A Connecticut Supreme Court case  is getting a lot of attention for allowing state negligence claims based on noncompliance with HIPAA standards. For health information management professionals, the case underscores the need to resist releasing clinical information merely on the basis of a subpoena or at the insistence of an attorney. The court ruled that state court pretrial practices must be HIPAA compliant and that HIPAA requirements extend to responses to subpoenas. The court cited HIPAA regulations, 45 C.F.R. ? 164.512(e)(1)(ii), to reaffirm that a healthcare provider cannot transfer protected health information (PHI) to an outside entity without receiving satisfactory assurances that the person whose medical records are the subject of the subpoena has been given notice of the request. [45 C.F.R. ?165.512(e)(1)(ii)(A)] Usually the subpoena includes some notice language. However, satisfactory assurances requires all of the following:
- Written notice to the affected individual;
- Sufficient information for the individual to raise an objection; and
- Time for the individual to raise an objection or confirm that there are no objections or that all objections have been resolved.
Thus, before the requested medical record can be released, the provider needs to make sure there are no objections from the affected individual.
Alternatively, a provider may release PHI if it receives satisfactory assurances from the party seeking the information that it has made reasonable efforts to secure a qualified protective order. [45 C.F.R. ?165.512(e)(1)(ii)(B)] Satisfactory assurances requires:
- The parties have agreed to a qualified protective order; or
- The party seeking the PHI has requested a qualified protective order. [45 C.F.R. ? 164.512(e)(1)(vi)]
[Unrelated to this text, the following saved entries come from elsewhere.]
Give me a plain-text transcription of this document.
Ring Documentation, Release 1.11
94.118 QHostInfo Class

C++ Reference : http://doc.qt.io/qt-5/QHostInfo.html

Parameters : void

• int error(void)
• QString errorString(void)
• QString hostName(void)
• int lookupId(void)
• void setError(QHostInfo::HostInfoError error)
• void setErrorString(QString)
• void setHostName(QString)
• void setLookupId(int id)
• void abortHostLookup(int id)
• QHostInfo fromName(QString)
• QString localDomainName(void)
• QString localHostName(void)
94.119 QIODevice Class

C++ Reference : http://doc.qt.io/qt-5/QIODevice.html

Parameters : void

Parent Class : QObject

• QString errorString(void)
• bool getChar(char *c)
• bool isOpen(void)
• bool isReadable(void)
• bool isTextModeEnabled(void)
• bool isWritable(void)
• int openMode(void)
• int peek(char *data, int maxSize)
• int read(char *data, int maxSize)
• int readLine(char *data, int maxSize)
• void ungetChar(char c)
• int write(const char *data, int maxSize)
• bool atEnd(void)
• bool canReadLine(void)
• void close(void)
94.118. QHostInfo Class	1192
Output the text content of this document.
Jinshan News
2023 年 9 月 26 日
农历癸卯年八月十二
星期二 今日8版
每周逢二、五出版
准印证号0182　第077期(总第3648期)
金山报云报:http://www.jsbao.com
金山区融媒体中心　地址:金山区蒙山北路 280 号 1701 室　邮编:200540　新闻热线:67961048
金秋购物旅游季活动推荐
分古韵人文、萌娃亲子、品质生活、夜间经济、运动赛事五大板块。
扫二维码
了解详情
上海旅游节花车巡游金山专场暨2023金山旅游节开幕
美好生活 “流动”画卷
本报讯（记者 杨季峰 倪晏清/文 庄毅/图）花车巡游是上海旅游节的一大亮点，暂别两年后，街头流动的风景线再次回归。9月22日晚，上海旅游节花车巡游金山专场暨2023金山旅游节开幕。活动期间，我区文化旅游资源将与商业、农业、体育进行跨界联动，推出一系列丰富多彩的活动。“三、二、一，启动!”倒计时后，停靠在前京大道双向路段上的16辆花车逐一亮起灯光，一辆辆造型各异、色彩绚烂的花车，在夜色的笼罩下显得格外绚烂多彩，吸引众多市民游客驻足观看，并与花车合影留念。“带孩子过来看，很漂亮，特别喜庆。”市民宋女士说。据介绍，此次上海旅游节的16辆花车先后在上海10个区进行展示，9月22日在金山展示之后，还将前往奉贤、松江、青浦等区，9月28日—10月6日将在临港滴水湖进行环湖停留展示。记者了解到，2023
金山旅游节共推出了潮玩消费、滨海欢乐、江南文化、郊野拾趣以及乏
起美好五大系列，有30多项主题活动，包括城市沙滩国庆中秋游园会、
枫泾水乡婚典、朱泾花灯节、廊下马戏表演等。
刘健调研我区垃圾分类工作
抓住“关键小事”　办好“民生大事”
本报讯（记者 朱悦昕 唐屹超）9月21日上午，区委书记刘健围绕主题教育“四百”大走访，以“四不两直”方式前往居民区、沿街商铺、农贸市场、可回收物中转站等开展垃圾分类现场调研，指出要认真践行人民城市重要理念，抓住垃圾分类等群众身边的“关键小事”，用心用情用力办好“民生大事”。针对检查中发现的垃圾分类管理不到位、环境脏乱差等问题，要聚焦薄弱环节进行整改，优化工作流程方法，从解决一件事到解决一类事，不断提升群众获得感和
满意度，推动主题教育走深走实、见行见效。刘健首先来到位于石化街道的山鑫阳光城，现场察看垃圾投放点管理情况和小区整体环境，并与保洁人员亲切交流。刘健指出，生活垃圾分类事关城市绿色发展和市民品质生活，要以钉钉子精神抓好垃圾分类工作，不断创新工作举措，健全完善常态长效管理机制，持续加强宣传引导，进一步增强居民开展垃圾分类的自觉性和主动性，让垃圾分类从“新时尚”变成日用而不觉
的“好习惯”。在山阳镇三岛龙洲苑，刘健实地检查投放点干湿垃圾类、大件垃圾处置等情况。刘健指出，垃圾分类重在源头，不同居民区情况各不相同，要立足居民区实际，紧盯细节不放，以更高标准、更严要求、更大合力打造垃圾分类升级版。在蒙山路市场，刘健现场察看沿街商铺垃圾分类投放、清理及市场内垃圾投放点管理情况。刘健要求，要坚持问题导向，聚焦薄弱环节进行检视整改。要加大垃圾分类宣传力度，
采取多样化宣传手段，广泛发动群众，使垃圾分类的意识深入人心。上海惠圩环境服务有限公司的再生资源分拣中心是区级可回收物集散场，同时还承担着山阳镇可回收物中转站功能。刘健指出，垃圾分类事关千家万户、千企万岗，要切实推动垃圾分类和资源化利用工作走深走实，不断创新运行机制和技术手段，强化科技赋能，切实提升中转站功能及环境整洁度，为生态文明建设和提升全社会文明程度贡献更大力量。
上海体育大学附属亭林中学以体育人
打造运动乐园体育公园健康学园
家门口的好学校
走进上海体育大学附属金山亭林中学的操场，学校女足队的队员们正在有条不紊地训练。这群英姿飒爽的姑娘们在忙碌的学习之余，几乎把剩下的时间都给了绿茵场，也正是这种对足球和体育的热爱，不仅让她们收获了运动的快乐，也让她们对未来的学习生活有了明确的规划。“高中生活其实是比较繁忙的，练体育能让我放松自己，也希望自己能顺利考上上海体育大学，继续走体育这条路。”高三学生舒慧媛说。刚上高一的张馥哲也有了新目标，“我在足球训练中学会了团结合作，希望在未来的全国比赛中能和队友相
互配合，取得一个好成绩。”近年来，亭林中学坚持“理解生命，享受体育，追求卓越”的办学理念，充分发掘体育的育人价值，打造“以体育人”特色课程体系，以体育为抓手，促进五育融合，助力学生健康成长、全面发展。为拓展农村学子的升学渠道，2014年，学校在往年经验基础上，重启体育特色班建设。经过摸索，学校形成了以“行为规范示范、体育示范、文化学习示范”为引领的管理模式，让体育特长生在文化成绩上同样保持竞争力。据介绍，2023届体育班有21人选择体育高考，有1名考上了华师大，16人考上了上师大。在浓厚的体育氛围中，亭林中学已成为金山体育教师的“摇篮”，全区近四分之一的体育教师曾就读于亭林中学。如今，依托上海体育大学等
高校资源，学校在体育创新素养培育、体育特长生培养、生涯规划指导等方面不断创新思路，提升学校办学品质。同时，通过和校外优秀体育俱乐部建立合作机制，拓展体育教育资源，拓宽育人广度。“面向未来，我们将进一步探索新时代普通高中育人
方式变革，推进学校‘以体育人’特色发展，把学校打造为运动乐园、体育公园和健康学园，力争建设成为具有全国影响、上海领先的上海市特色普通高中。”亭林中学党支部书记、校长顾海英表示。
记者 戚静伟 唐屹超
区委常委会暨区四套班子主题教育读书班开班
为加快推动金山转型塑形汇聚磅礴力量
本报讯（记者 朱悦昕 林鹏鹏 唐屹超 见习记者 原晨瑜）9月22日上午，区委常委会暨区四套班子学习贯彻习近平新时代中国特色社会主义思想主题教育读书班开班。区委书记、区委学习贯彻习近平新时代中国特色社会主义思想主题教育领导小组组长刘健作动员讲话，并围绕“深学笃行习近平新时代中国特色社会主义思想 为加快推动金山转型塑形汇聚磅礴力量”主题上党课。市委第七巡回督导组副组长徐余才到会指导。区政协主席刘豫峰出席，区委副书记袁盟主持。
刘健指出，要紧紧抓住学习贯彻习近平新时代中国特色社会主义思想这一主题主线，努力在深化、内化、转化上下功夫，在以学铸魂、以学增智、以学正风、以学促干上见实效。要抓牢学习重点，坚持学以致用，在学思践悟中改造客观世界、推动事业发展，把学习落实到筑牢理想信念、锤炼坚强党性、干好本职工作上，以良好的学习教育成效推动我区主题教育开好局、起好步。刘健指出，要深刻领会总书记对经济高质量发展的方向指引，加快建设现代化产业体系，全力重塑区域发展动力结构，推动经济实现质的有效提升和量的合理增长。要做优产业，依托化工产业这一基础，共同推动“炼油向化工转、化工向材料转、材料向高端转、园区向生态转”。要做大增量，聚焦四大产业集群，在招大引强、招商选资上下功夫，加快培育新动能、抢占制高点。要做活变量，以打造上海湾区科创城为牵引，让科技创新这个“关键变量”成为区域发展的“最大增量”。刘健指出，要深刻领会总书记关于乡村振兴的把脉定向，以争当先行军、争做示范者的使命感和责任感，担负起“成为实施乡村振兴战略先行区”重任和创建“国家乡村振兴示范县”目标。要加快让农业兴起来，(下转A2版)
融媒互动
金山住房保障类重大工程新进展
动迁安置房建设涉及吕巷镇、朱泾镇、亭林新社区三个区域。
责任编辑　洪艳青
Thus, it is not enough for the subpoena to include a statement that a protective order will be filed or to include draft language for the protective order. The party seeking the PHI needs to have filed the qualified protective order with the court.
Under the new CT Supreme Court case, any healthcare provider in Connecticut who fails to comply with the HIPAA requirements outlined above is now risking a lawsuit by the patient and possible damages for negligence and emotional distress under state law as well as a complaint and possible investigation for violation of HIPAA requirements.
A reasonable and simple best practice in responding to subpoenas for PHI is (1) call the person whose PHI is the subject of the subpoena, (2) inform him/her of the subpoena for PHI, and (3) request authorization to release the PHI. The person can agree to the release or not. If the person agrees, the medical records department can follow its normal process for release of PHI. If the person disagrees, the medical records department should not release the information and should inform the requesting attorney of the individual's objection to the release of his/her PHI. These communications, both call and response, should be documented. If there are questions about the application of the CT Supreme Court case, you should consult with a HIPAA attorney.
 Byrne v. Avery Ctr., 314 Conn. 433 (2014).
 A subpoena issued by an attorney or "officer of the court" is not the same as a subpoena issued by a judicial officer (usually a judge or a magistrate) or a grand jury, which would be considered a court order and allowed under 45 C.F.R. ?165.612(f)(1)(ii).